Question: The quartic polynomial $x^4 −8x^3 + 19x^2 +kx+ 2$ has four distinct real roots denoted $a, b, c,d$ in order from smallest to largest. If $a + d = b + c$ then
(a) Show that $a + d = b + c = 4$.
(b) Show that $abcd = 2$ and $ad + bc = 3$.
(c) Find $ad$ and $bc.$
(d) Find $a, b, c, d$ and $k$.
My attempt:
$$ x^4 −8x^3 + 19x^2 +kx+ 2 $$
With Vieta's formulas;
$$ a+b+c+d = 8 $$
$$ab+ac+ad+bc+bd+cd = 19$$
$$abc + abd + acd + bcd = -k$$
$$ abcd = 2 $$
(a) Show that $a + d = b + c = 4$
As $$ a+b+c+d = 8 $$
but $b+c = a+d $
$$ 2a+2d = 8 $$
$$ a+d = 4 $$
Hence $$ a+d = b+c = 4 $$
(b) Show that $abcd = 2$ and $ad + bc = 3$
As $$ abcd = 2 $$
and
$$ab+ac+ad+bc+bd+cd = 19$$
$$ ad+bc + a(b+c) + d(b+c) = 19 $$
$$ ad+bc + (a+d)(b+c) = 19 $$
$$ ad+bc + (4)(4) = 19 $$
$$ ad+bc + 16 = 19 $$
$$ ad +bc = 3 $$
(c) Find $ad$ and $bc.$
Given $ad +bc = 3$ and $ abcd = 2 $
Hence $$ bc = \frac {2}{ad}$$
$$ad +bc = 3$$
$$ ad + \frac {2}{ad} = 3 $$
Let $ad = z $
$$ z^2 - 3z + 2 = 0 $$
$$ ad = 2 $$
$$ bc = 1 $$
(d) Find $a, b, c, d$ and $k$.
Given
$$abc + abd + acd + bcd = -k$$
$$ ad(b+c)+ bc(a+d) = - k $$
But $b+c=a+d=4$
$$ 4ad+ 4bc = - k $$
$$ 4(ad+bc) = -k $$
$$ 4(3) = -k $$
$$ k = -12 $$
Now this is the part which I am stuck on.. How do I find $a,b,c,d$?
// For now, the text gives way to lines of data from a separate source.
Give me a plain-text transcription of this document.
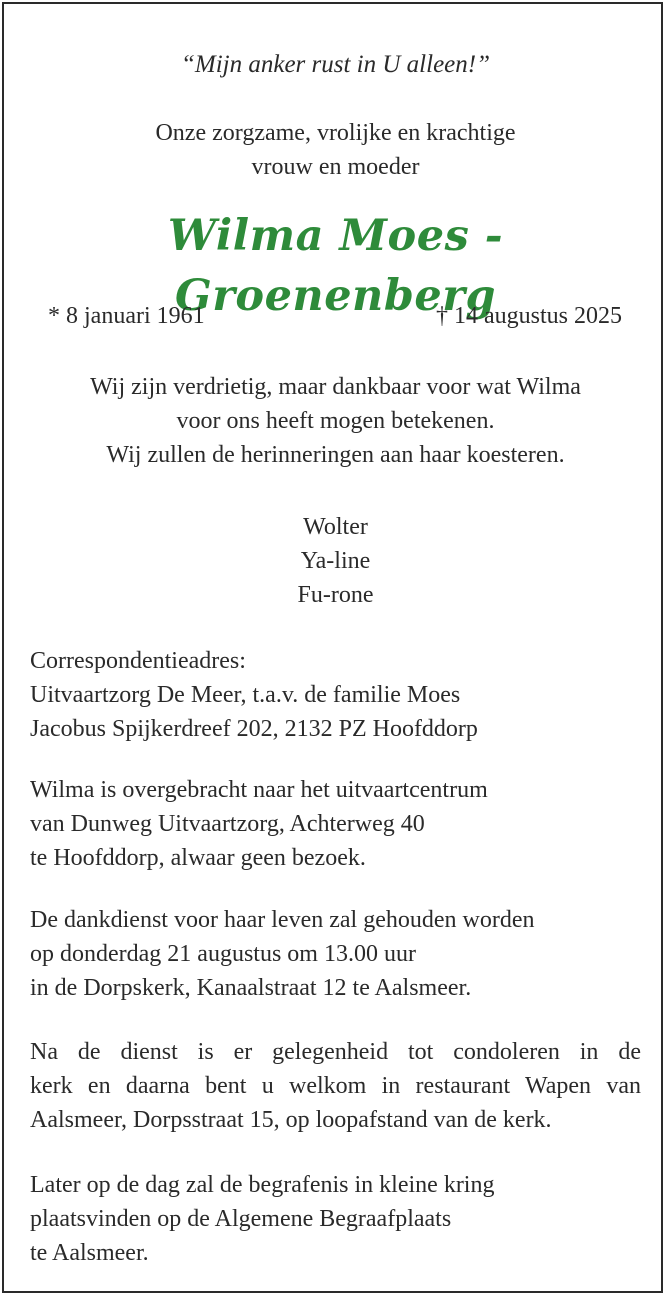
“Mijn anker rust in U alleen!”
Onze zorgzame, vrolijke en krachtige
vrouw en moeder
Wilma Moes - Groenenberg
* 8 januari 1961	† 14 augustus 2025
Wij zijn verdrietig, maar dankbaar voor wat Wilma
voor ons heeft mogen betekenen.
Wij zullen de herinneringen aan haar koesteren.
Wolter
Ya-line
Fu-rone
Correspondentieadres:
Uitvaartzorg De Meer, t.a.v. de familie Moes
Jacobus Spijkerdreef 202, 2132 PZ Hoofddorp
Wilma is overgebracht naar het uitvaartcentrum
van Dunweg Uitvaartzorg, Achterweg 40
te Hoofddorp, alwaar geen bezoek.
De dankdienst voor haar leven zal gehouden worden
op donderdag 21 augustus om 13.00 uur
in de Dorpskerk, Kanaalstraat 12 te Aalsmeer.
Na de dienst is er gelegenheid tot condoleren in de
kerk en daarna bent u welkom in restaurant Wapen van
Aalsmeer, Dorpsstraat 15, op loopafstand van de kerk.
Later op de dag zal de begrafenis in kleine kring
plaatsvinden op de Algemene Begraafplaats
te Aalsmeer.
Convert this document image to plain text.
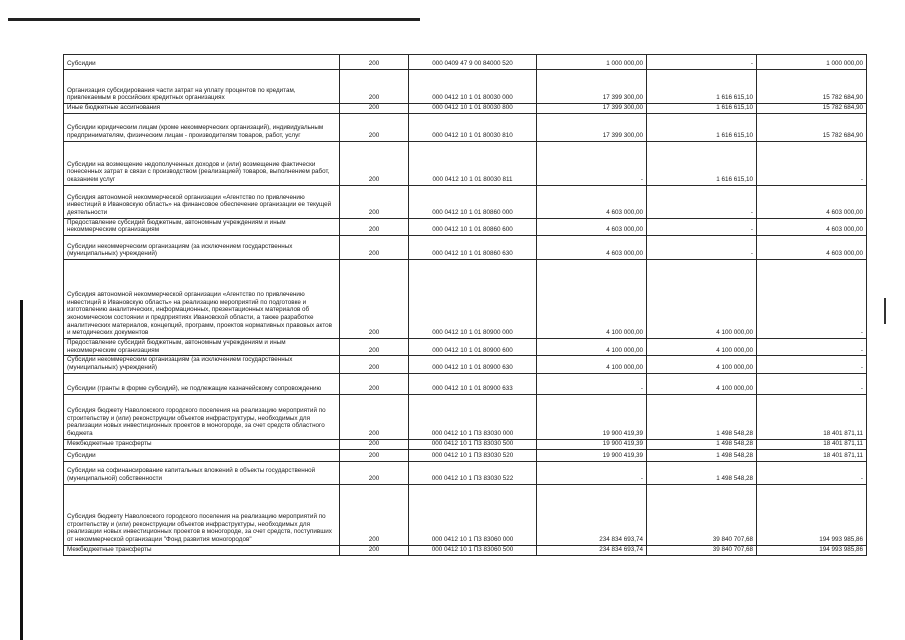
Субсидии	200	000 0409 47 9 00 84000 520	1 000 000,00	-	1 000 000,00
Организация субсидирования части затрат на уплату процентов по кредитам, привлекаемым в российских кредитных организациях	200	000 0412 10 1 01 80030 000	17 399 300,00	1 616 615,10	15 782 684,90
Иные бюджетные ассигнования	200	000 0412 10 1 01 80030 800	17 399 300,00	1 616 615,10	15 782 684,90
Субсидии юридическим лицам (кроме некоммерческих организаций), индивидуальным предпринимателям, физическим лицам - производителям товаров, работ, услуг	200	000 0412 10 1 01 80030 810	17 399 300,00	1 616 615,10	15 782 684,90
Субсидии на возмещение недополученных доходов и (или) возмещение фактически понесенных затрат в связи с производством (реализацией) товаров, выполнением работ, оказанием услуг	200	000 0412 10 1 01 80030 811	-	1 616 615,10	-
Субсидия автономной некоммерческой организации «Агентство по привлечению инвестиций в Ивановскую область» на финансовое обеспечение организации ее текущей деятельности	200	000 0412 10 1 01 80860 000	4 603 000,00	-	4 603 000,00
Предоставление субсидий бюджетным, автономным учреждениям и иным некоммерческим организациям	200	000 0412 10 1 01 80860 600	4 603 000,00	-	4 603 000,00
Субсидии некоммерческим организациям (за исключением государственных (муниципальных) учреждений)	200	000 0412 10 1 01 80860 630	4 603 000,00	-	4 603 000,00
Субсидия автономной некоммерческой организации «Агентство по привлечению инвестиций в Ивановскую область» на реализацию мероприятий по подготовке и изготовлению аналитических, информационных, презентационных материалов об экономическом состоянии и предприятиях Ивановской области, а также разработке аналитических материалов, концепций, программ, проектов нормативных правовых актов и методических документов	200	000 0412 10 1 01 80900 000	4 100 000,00	4 100 000,00	-
Предоставление субсидий бюджетным, автономным учреждениям и иным некоммерческим организациям	200	000 0412 10 1 01 80900 600	4 100 000,00	4 100 000,00	-
Субсидии некоммерческим организациям (за исключением государственных (муниципальных) учреждений)	200	000 0412 10 1 01 80900 630	4 100 000,00	4 100 000,00	-
Субсидии (гранты в форме субсидий), не подлежащие казначейскому сопровождению	200	000 0412 10 1 01 80900 633	-	4 100 000,00	-
Субсидия бюджету Наволокского городского поселения на реализацию мероприятий по строительству и (или) реконструкции объектов инфраструктуры, необходимых для реализации новых инвестиционных проектов в моногороде, за счет средств областного бюджета	200	000 0412 10 1 П3 83030 000	19 900 419,39	1 498 548,28	18 401 871,11
Межбюджетные трансферты	200	000 0412 10 1 П3 83030 500	19 900 419,39	1 498 548,28	18 401 871,11
Субсидии	200	000 0412 10 1 П3 83030 520	19 900 419,39	1 498 548,28	18 401 871,11
Субсидии на софинансирование капитальных вложений в объекты государственной (муниципальной) собственности	200	000 0412 10 1 П3 83030 522	-	1 498 548,28	-
Субсидия бюджету Наволокского городского поселения на реализацию мероприятий по строительству и (или) реконструкции объектов инфраструктуры, необходимых для реализации новых инвестиционных проектов в моногороде, за счет средств, поступивших от некоммерческой организации "Фонд развития моногородов"	200	000 0412 10 1 П3 83060 000	234 834 693,74	39 840 707,68	194 993 985,86
Межбюджетные трансферты	200	000 0412 10 1 П3 83060 500	234 834 693,74	39 840 707,68	194 993 985,86
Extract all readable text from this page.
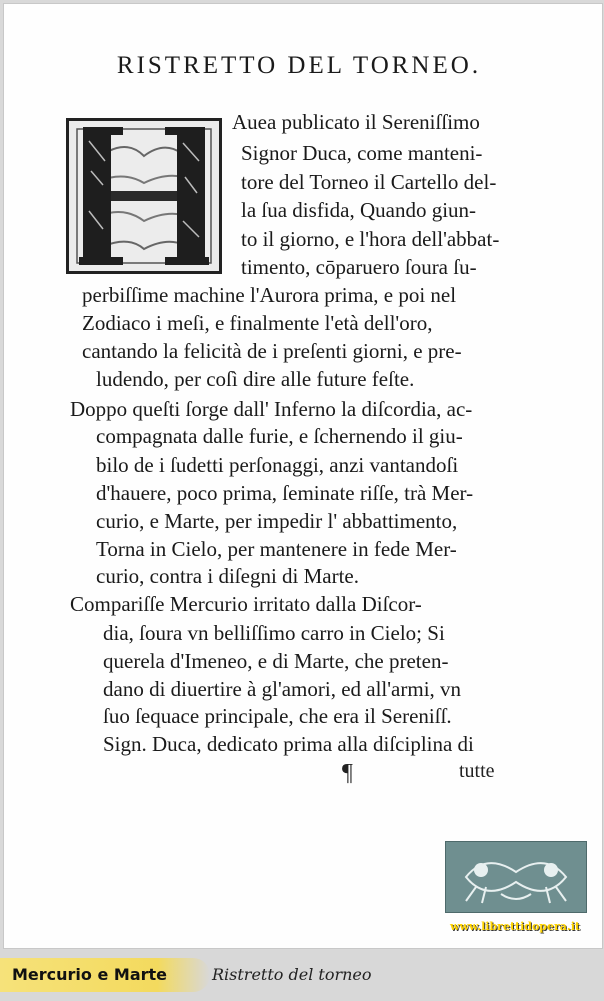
RISTRETTO DEL TORNEO.
Aueа publicato il Sereniſſimo
Signor Duca, come manteni-
tore del Torneo il Cartello del-
la ſua disfida, Quando giun-
to il giorno, e l'hora dell'abbat-
timento, cōparuero ſoura ſu-
perbiſſime machine l'Aurora prima, e poi nel
Zodiaco i meſi, e finalmente l'età dell'oro,
cantando la felicità de i preſenti giorni, e pre-
ludendo, per coſì dire alle future feſte.
Doppo queſti ſorge dall' Inferno la diſcordia, ac-
compagnata dalle furie, e ſchernendo il giu-
bilo de i ſudetti perſonaggi, anzi vantandoſi
d'hauere, poco prima, ſeminate riſſe, trà Mer-
curio, e Marte, per impedir l' abbattimento,
Torna in Cielo, per mantenere in fede Mer-
curio, contra i diſegni di Marte.
Compariſſe Mercurio irritato dalla Diſcor-
dia, ſoura vn belliſſimo carro in Cielo; Si
querela d'Imeneo, e di Marte, che preten-
dano di diuertire à gl'amori, ed all'armi, vn
ſuo ſequace principale, che era il Sereniſſ.
Sign. Duca, dedicato prima alla diſciplina di
¶	tutte
www.librettidopera.it
Mercurio e Marte	Ristretto del torneo
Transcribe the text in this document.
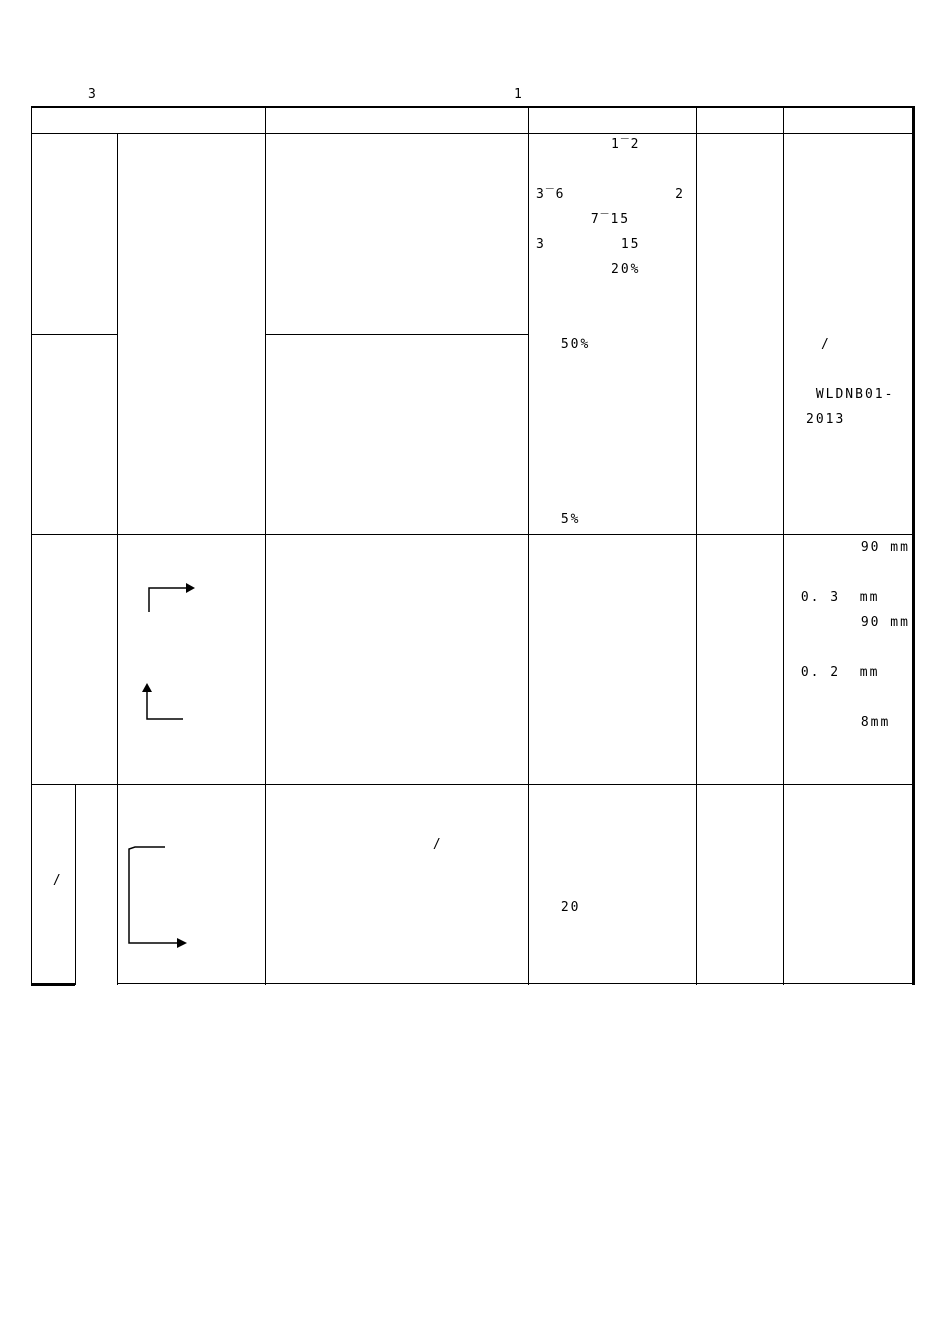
3 　　　　　　　　　　　　　　　　　　　　	1　

　　　　　1‾2　　　

3‾6 　　　　　　 2　
　　　 7‾15 　　　
3　　　　　15 　　　
　　　　　20%　　　

　 50%　　　　　

　 5%　

　　/　　　　　

　 WLDNB01-
　2013

　　　　 90 mm

0. 3  mm　
　　　　 90 mm

0. 2  mm　

　　　　 8mm

/

　　　　　　 /　　

　 20　　　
Hint If you know that $ad = 2$ and $a + d = 4$, then $$(x - a)(x - d) = x^2 - (a + d) x + ad = x^2 - 4 x + 2 ,$$ so finding $a, d$ is just finding the roots of that quadratic. Of course, finding $b, c$ is analogous.